Dialogue présocratique, pour Elle
Lui : Comment faire partager cette absence d’images, ce presque rien à dire ? La fatigue entrave mes pensées. Mon chaos a-t-il quelque chose à exprimer, mon désir de durer suffit-il à me sauver ?
L’autre : Quand on a cessé de croire aux vertus de la bienséance, au pouvoir du travail et de l’argent, aux vertus rédemptrices de l’esthétique, à la puissance des puissants, à la gloire des vivants et des morts, quand on peut rire de toutes les hiérarchies, alors au fond de la révolte, au delà de la haine, demeure l’essentiel : la mémoire et la compassion.

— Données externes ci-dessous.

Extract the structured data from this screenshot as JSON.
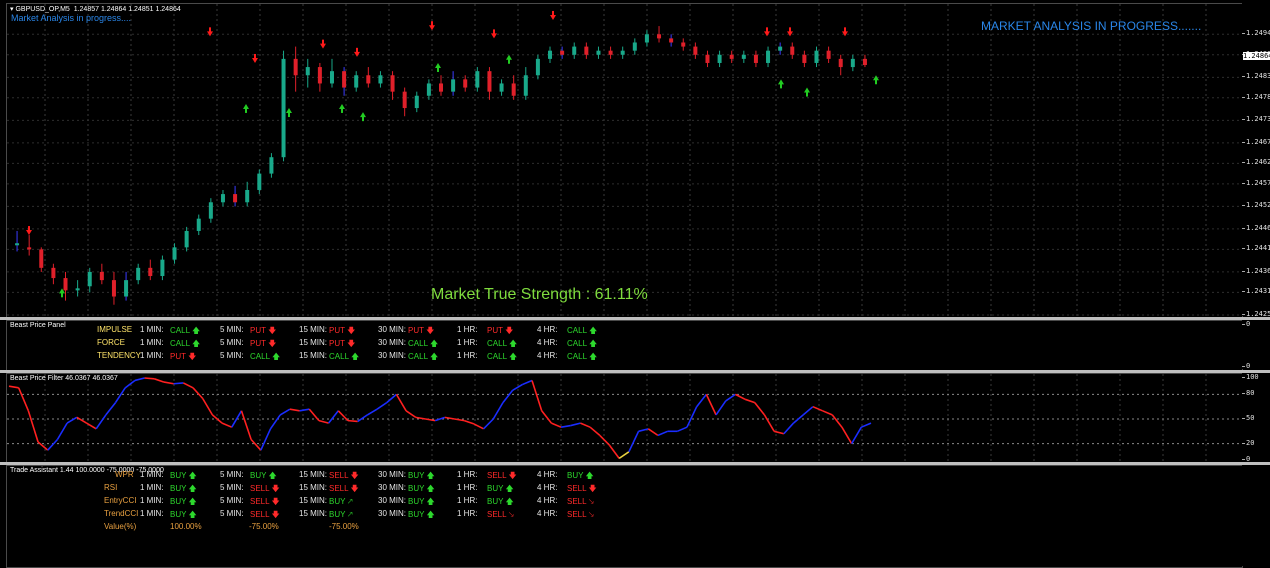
{
  "window": {
    "title": "GBPUSD_OP,M5",
    "ohlc": "1.24857 1.24864 1.24851 1.24864",
    "subtitle": "Market Analysis in progress....",
    "market_analysis": "MARKET ANALYSIS IN PROGRESS.......",
    "strength": "Market True Strength : 61.11%",
    "current_price": "1.24864"
  },
  "price_axis": [
    "1.24940",
    "1.24890",
    "1.24835",
    "1.24785",
    "1.24730",
    "1.24675",
    "1.24625",
    "1.24575",
    "1.24520",
    "1.24465",
    "1.24415",
    "1.24360",
    "1.24310",
    "1.24255"
  ],
  "price_range": [
    1.2425,
    1.2497
  ],
  "candles": [
    [
      1.24425,
      1.2443,
      1.2441,
      1.2446,
      "up"
    ],
    [
      1.2442,
      1.24415,
      1.244,
      1.2445,
      "down"
    ],
    [
      1.24415,
      1.2437,
      1.2436,
      1.2442,
      "down"
    ],
    [
      1.2437,
      1.24345,
      1.2433,
      1.2438,
      "down"
    ],
    [
      1.24345,
      1.24315,
      1.2429,
      1.2436,
      "down"
    ],
    [
      1.24315,
      1.2432,
      1.243,
      1.2434,
      "up"
    ],
    [
      1.24325,
      1.2436,
      1.2431,
      1.2437,
      "up"
    ],
    [
      1.2436,
      1.2434,
      1.2433,
      1.2438,
      "down"
    ],
    [
      1.2434,
      1.243,
      1.2428,
      1.2436,
      "down"
    ],
    [
      1.243,
      1.2434,
      1.2429,
      1.2436,
      "up"
    ],
    [
      1.2434,
      1.2437,
      1.2433,
      1.2438,
      "up"
    ],
    [
      1.2437,
      1.2435,
      1.2434,
      1.2439,
      "down"
    ],
    [
      1.2435,
      1.2439,
      1.2434,
      1.244,
      "up"
    ],
    [
      1.2439,
      1.2442,
      1.2438,
      1.2443,
      "up"
    ],
    [
      1.2442,
      1.2446,
      1.2441,
      1.2447,
      "up"
    ],
    [
      1.2446,
      1.2449,
      1.2445,
      1.245,
      "up"
    ],
    [
      1.2449,
      1.2453,
      1.2448,
      1.2454,
      "up"
    ],
    [
      1.2453,
      1.2455,
      1.2452,
      1.2456,
      "up"
    ],
    [
      1.2455,
      1.2453,
      1.2452,
      1.2457,
      "down"
    ],
    [
      1.2453,
      1.2456,
      1.2452,
      1.2458,
      "up"
    ],
    [
      1.2456,
      1.246,
      1.2455,
      1.2461,
      "up"
    ],
    [
      1.246,
      1.2464,
      1.2459,
      1.2465,
      "up"
    ],
    [
      1.2464,
      1.2488,
      1.2463,
      1.249,
      "up"
    ],
    [
      1.2488,
      1.2484,
      1.248,
      1.2491,
      "down"
    ],
    [
      1.2484,
      1.2486,
      1.2481,
      1.2488,
      "up"
    ],
    [
      1.2486,
      1.2482,
      1.248,
      1.2487,
      "down"
    ],
    [
      1.2482,
      1.2485,
      1.2481,
      1.2488,
      "up"
    ],
    [
      1.2485,
      1.2481,
      1.2479,
      1.2486,
      "down"
    ],
    [
      1.2481,
      1.2484,
      1.248,
      1.2485,
      "up"
    ],
    [
      1.2484,
      1.2482,
      1.2481,
      1.2486,
      "down"
    ],
    [
      1.2482,
      1.2484,
      1.2481,
      1.2485,
      "up"
    ],
    [
      1.2484,
      1.248,
      1.2478,
      1.2485,
      "down"
    ],
    [
      1.248,
      1.2476,
      1.2474,
      1.2481,
      "down"
    ],
    [
      1.2476,
      1.2479,
      1.2475,
      1.248,
      "up"
    ],
    [
      1.2479,
      1.2482,
      1.2478,
      1.2483,
      "up"
    ],
    [
      1.2482,
      1.248,
      1.2479,
      1.2484,
      "down"
    ],
    [
      1.248,
      1.2483,
      1.2479,
      1.2485,
      "up"
    ],
    [
      1.2483,
      1.2481,
      1.248,
      1.2484,
      "down"
    ],
    [
      1.2481,
      1.2485,
      1.248,
      1.2486,
      "up"
    ],
    [
      1.2485,
      1.248,
      1.2478,
      1.2486,
      "down"
    ],
    [
      1.248,
      1.2482,
      1.2479,
      1.2483,
      "up"
    ],
    [
      1.2482,
      1.2479,
      1.2478,
      1.2484,
      "down"
    ],
    [
      1.2479,
      1.2484,
      1.2478,
      1.2486,
      "up"
    ],
    [
      1.2484,
      1.2488,
      1.2483,
      1.2489,
      "up"
    ],
    [
      1.2488,
      1.249,
      1.2487,
      1.2491,
      "up"
    ],
    [
      1.249,
      1.2489,
      1.2488,
      1.2491,
      "down"
    ],
    [
      1.2489,
      1.2491,
      1.2488,
      1.2492,
      "up"
    ],
    [
      1.2491,
      1.2489,
      1.2488,
      1.2492,
      "down"
    ],
    [
      1.2489,
      1.249,
      1.2488,
      1.2491,
      "up"
    ],
    [
      1.249,
      1.2489,
      1.2488,
      1.2491,
      "down"
    ],
    [
      1.2489,
      1.249,
      1.2488,
      1.2491,
      "up"
    ],
    [
      1.249,
      1.2492,
      1.2489,
      1.2493,
      "up"
    ],
    [
      1.2492,
      1.2494,
      1.2491,
      1.2495,
      "up"
    ],
    [
      1.2494,
      1.2493,
      1.2492,
      1.2496,
      "down"
    ],
    [
      1.2493,
      1.2492,
      1.2491,
      1.2494,
      "down"
    ],
    [
      1.2492,
      1.2491,
      1.249,
      1.2493,
      "down"
    ],
    [
      1.2491,
      1.2489,
      1.2488,
      1.2492,
      "down"
    ],
    [
      1.2489,
      1.2487,
      1.2486,
      1.249,
      "down"
    ],
    [
      1.2487,
      1.2489,
      1.2486,
      1.249,
      "up"
    ],
    [
      1.2489,
      1.2488,
      1.2487,
      1.249,
      "down"
    ],
    [
      1.2488,
      1.2489,
      1.2487,
      1.249,
      "up"
    ],
    [
      1.2489,
      1.2487,
      1.2486,
      1.249,
      "down"
    ],
    [
      1.2487,
      1.249,
      1.2486,
      1.2491,
      "up"
    ],
    [
      1.249,
      1.2491,
      1.2489,
      1.2492,
      "up"
    ],
    [
      1.2491,
      1.2489,
      1.2488,
      1.2492,
      "down"
    ],
    [
      1.2489,
      1.2487,
      1.2486,
      1.249,
      "down"
    ],
    [
      1.2487,
      1.249,
      1.2486,
      1.2491,
      "up"
    ],
    [
      1.249,
      1.2488,
      1.2487,
      1.2491,
      "down"
    ],
    [
      1.2488,
      1.2486,
      1.2484,
      1.2489,
      "down"
    ],
    [
      1.2486,
      1.2488,
      1.2485,
      1.2489,
      "up"
    ],
    [
      1.2488,
      1.24865,
      1.2486,
      1.2489,
      "down"
    ]
  ],
  "arrows_down": [
    [
      22,
      1.2445
    ],
    [
      203,
      1.24935
    ],
    [
      248,
      1.2487
    ],
    [
      316,
      1.24905
    ],
    [
      350,
      1.24885
    ],
    [
      425,
      1.2495
    ],
    [
      487,
      1.2493
    ],
    [
      546,
      1.24975
    ],
    [
      760,
      1.24935
    ],
    [
      783,
      1.24935
    ],
    [
      838,
      1.24935
    ]
  ],
  "arrows_up": [
    [
      55,
      1.2432
    ],
    [
      239,
      1.2477
    ],
    [
      282,
      1.2476
    ],
    [
      335,
      1.2477
    ],
    [
      356,
      1.2475
    ],
    [
      431,
      1.2487
    ],
    [
      502,
      1.2489
    ],
    [
      774,
      1.2483
    ],
    [
      800,
      1.2481
    ],
    [
      869,
      1.2484
    ]
  ],
  "panel": {
    "title": "Beast Price Panel",
    "axis_top": "0",
    "axis_bottom": "0",
    "rows": [
      {
        "label": "IMPULSE",
        "cells": [
          [
            "1 MIN:",
            "CALL",
            "call"
          ],
          [
            "5 MIN:",
            "PUT",
            "put"
          ],
          [
            "15 MIN:",
            "PUT",
            "put"
          ],
          [
            "30 MIN:",
            "PUT",
            "put"
          ],
          [
            "1 HR:",
            "PUT",
            "put"
          ],
          [
            "4 HR:",
            "CALL",
            "call"
          ]
        ]
      },
      {
        "label": "FORCE",
        "cells": [
          [
            "1 MIN:",
            "CALL",
            "call"
          ],
          [
            "5 MIN:",
            "PUT",
            "put"
          ],
          [
            "15 MIN:",
            "PUT",
            "put"
          ],
          [
            "30 MIN:",
            "CALL",
            "call"
          ],
          [
            "1 HR:",
            "CALL",
            "call"
          ],
          [
            "4 HR:",
            "CALL",
            "call"
          ]
        ]
      },
      {
        "label": "TENDENCY",
        "cells": [
          [
            "1 MIN:",
            "PUT",
            "put"
          ],
          [
            "5 MIN:",
            "CALL",
            "call"
          ],
          [
            "15 MIN:",
            "CALL",
            "call"
          ],
          [
            "30 MIN:",
            "CALL",
            "call"
          ],
          [
            "1 HR:",
            "CALL",
            "call"
          ],
          [
            "4 HR:",
            "CALL",
            "call"
          ]
        ]
      }
    ]
  },
  "filter": {
    "title": "Beast Price Filter 46.0367 46.0367",
    "axis": [
      "100",
      "80",
      "50",
      "20",
      "0"
    ],
    "levels": [
      80,
      50,
      20
    ],
    "values": [
      90,
      88,
      60,
      22,
      12,
      25,
      45,
      52,
      45,
      38,
      55,
      70,
      88,
      97,
      100,
      99,
      95,
      93,
      94,
      88,
      75,
      55,
      45,
      40,
      60,
      25,
      12,
      38,
      55,
      62,
      60,
      62,
      48,
      45,
      60,
      48,
      47,
      55,
      62,
      70,
      80,
      60,
      52,
      50,
      48,
      52,
      50,
      48,
      44,
      38,
      50,
      70,
      85,
      92,
      97,
      60,
      45,
      40,
      42,
      45,
      40,
      30,
      18,
      2,
      10,
      35,
      38,
      30,
      35,
      35,
      40,
      65,
      80,
      55,
      72,
      80,
      74,
      70,
      55,
      35,
      32,
      45,
      55,
      65,
      60,
      55,
      40,
      20,
      40,
      45
    ]
  },
  "trade": {
    "title": "Trade Assistant 1.44  100.0000 -75.0000 -75.0000",
    "rows": [
      {
        "label": "WPR",
        "color": "orange",
        "cells": [
          [
            "1 MIN:",
            "BUY",
            "call",
            "up"
          ],
          [
            "5 MIN:",
            "BUY",
            "call",
            "up"
          ],
          [
            "15 MIN:",
            "SELL",
            "put",
            "down"
          ],
          [
            "30 MIN:",
            "BUY",
            "call",
            "up"
          ],
          [
            "1 HR:",
            "SELL",
            "put",
            "down"
          ],
          [
            "4 HR:",
            "BUY",
            "call",
            "up"
          ]
        ]
      },
      {
        "label": "RSI",
        "color": "orange",
        "cells": [
          [
            "1 MIN:",
            "BUY",
            "call",
            "up"
          ],
          [
            "5 MIN:",
            "SELL",
            "put",
            "down"
          ],
          [
            "15 MIN:",
            "SELL",
            "put",
            "down"
          ],
          [
            "30 MIN:",
            "BUY",
            "call",
            "up"
          ],
          [
            "1 HR:",
            "BUY",
            "call",
            "up"
          ],
          [
            "4 HR:",
            "SELL",
            "put",
            "down"
          ]
        ]
      },
      {
        "label": "EntryCCI",
        "color": "orange",
        "cells": [
          [
            "1 MIN:",
            "BUY",
            "call",
            "up"
          ],
          [
            "5 MIN:",
            "SELL",
            "put",
            "down"
          ],
          [
            "15 MIN:",
            "BUY",
            "call",
            "upright"
          ],
          [
            "30 MIN:",
            "BUY",
            "call",
            "up"
          ],
          [
            "1 HR:",
            "BUY",
            "call",
            "up"
          ],
          [
            "4 HR:",
            "SELL",
            "put",
            "downright"
          ]
        ]
      },
      {
        "label": "TrendCCI",
        "color": "orange",
        "cells": [
          [
            "1 MIN:",
            "BUY",
            "call",
            "up"
          ],
          [
            "5 MIN:",
            "SELL",
            "put",
            "down"
          ],
          [
            "15 MIN:",
            "BUY",
            "call",
            "upright"
          ],
          [
            "30 MIN:",
            "BUY",
            "call",
            "up"
          ],
          [
            "1 HR:",
            "SELL",
            "put",
            "downright"
          ],
          [
            "4 HR:",
            "SELL",
            "put",
            "downright"
          ]
        ]
      }
    ],
    "value_label": "Value(%)",
    "values": [
      "100.00%",
      "-75.00%",
      "-75.00%"
    ]
  }
}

L’écriture et la peinture en sont l’expression …
Croyant avoir abandonné tout espoir de salut et de rédemption j’écris ces lignes. Dans l’attente d’un signe qui me sauverait justement de la trahison des mots, d’une grâce infime qui me délivrerait de l’inquiétude et me révèlerait la clef d’un bonheur paisible, je creuse dans le sommeil des galeries de mots. Ecrire chaque jour, chercher sa voix dans la rumeur des mots, se découvrir singulier dans la langue de tous. Mais aussi : emprisonner le verbe dans une gangue d’encre, sans cesse arraisonner ses vaisseaux en furie, geler la langue.